La oportunidad para la sociedad está en las y los ciudadanos, está en sus propias manos. En la capacidad que tengamos para exigir que el Estado Mexicano y sus instituciones actúen con sentido común, con celeridad y con profesionalismo. Está en la capacidad que se tenga de lograr que se transparente la ayuda, que las empresas, las fundaciones y personas altruistas muestren cuentas claras, que digan en qué, cómo y a quiénes de las y los damnificados se ayudó.  Está también en la exigencia social para que los fondos federales, los seguros, los recursos públicos se usen de forma adecuada, transparente y con una clara rendición de cuentas. Está a su vez en la exigencia para que las y los diputados hagan un ajuste al proyecto de presupuesto de 2018 y orienten los recursos para resolver también los atrasos en infraestructura y en crear las condiciones de desarrollo que no hay en la mayoría de los municipios afectados. Se requiere tomarle la palabra a los partidos políticos, que han tenido que ceder ante la exigencia de la sociedad de que los recursos para las campañas políticas sean destinados  a la reconstrucción del país, -falta ver y precisar de qué están hablando-, a qué van renunciar y ver cómo van a manejar a su favor, electoralmente hablando, esta exigencia ciudadana que ahora hacen suya y ver a su vez cómo quedará reflejada está propuesta en el marco legal electoral, sin que se genere inequidad en la contienda electoral de 2018.

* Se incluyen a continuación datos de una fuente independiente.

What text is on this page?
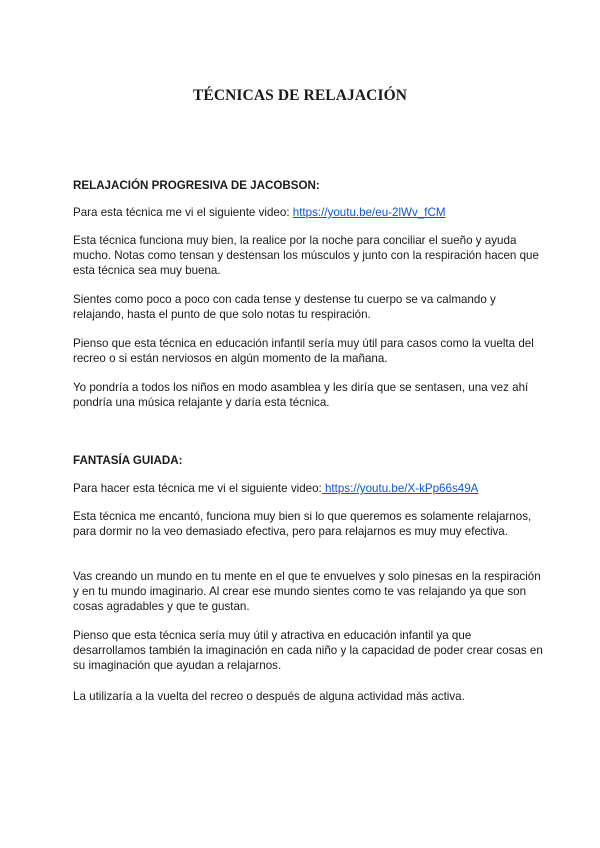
TÉCNICAS DE RELAJACIÓN

RELAJACIÓN PROGRESIVA DE JACOBSON:

Para esta técnica me vi el siguiente video: https://youtu.be/eu-2lWv_fCM

Esta técnica funciona muy bien, la realice por la noche para conciliar el sueño y ayuda mucho. Notas como tensan y destensan los músculos y junto con la respiración hacen que esta técnica sea muy buena.

Sientes como poco a poco con cada tense y destense tu cuerpo se va calmando y relajando, hasta el punto de que solo notas tu respiración.

Pienso que esta técnica en educación infantil sería muy útil para casos como la vuelta del recreo o si están nerviosos en algún momento de la mañana.

Yo pondría a todos los niños en modo asamblea y les diría que se sentasen, una vez ahí pondría una música relajante y daría esta técnica.

FANTASÍA GUIADA:

Para hacer esta técnica me vi el siguiente video: https://youtu.be/X-kPp66s49A

Esta técnica me encantó, funciona muy bien si lo que queremos es solamente relajarnos, para dormir no la veo demasiado efectiva, pero para relajarnos es muy muy efectiva.

Vas creando un mundo en tu mente en el que te envuelves y solo pinesas en la respiración y en tu mundo imaginario. Al crear ese mundo sientes como te vas relajando ya que son cosas agradables y que te gustan.

Pienso que esta técnica sería muy útil y atractiva en educación infantil ya que desarrollamos también la imaginación en cada niño y la capacidad de poder crear cosas en su imaginación que ayudan a relajarnos.

La utilizaría a la vuelta del recreo o después de alguna actividad más activa.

Los partidos políticos que gobiernan las entidades federativas trastocas por los sismos, tienen la oportunidad de demostrar que pueden ser gobiernos que están al servicio del pueblo y se podrá evaluar su actuar, en la  forma en que demuestren el cómo atenderán los problemas sociales que se van derivando estos terremotos y del cómo darán una respuesta oportuna, honesta, eficaz y transparente a los cientos de miles de damnificados en sus estados.

El reto más grande, la oportunidad más esperanzadora es ver y demostrar  si realmente somos capaces de sostener el impulso de reunirnos, de apoyarnos, de ser solidarios, de hablar con otros, de conversar de la vida, de analizar de forma colectiva la realidad, de mostrar que la política es un asunto de interés público, de demostrar que los y las mexicanas somos capaces de construir y reconstruir la nación entera, desde sus cimientos a partir de esta tragedia humana, de esta oportunidad de ser sociedad civil organizada, critica, pensante, creativa, propositiva, sensible y de configurar un nuevo proyecto de nación, y como circula en las redes sociales, hacer eco de este mensaje a propósito de los sismos: “Gente: el gobierno tiene daño estructural. Urge demolerlo”.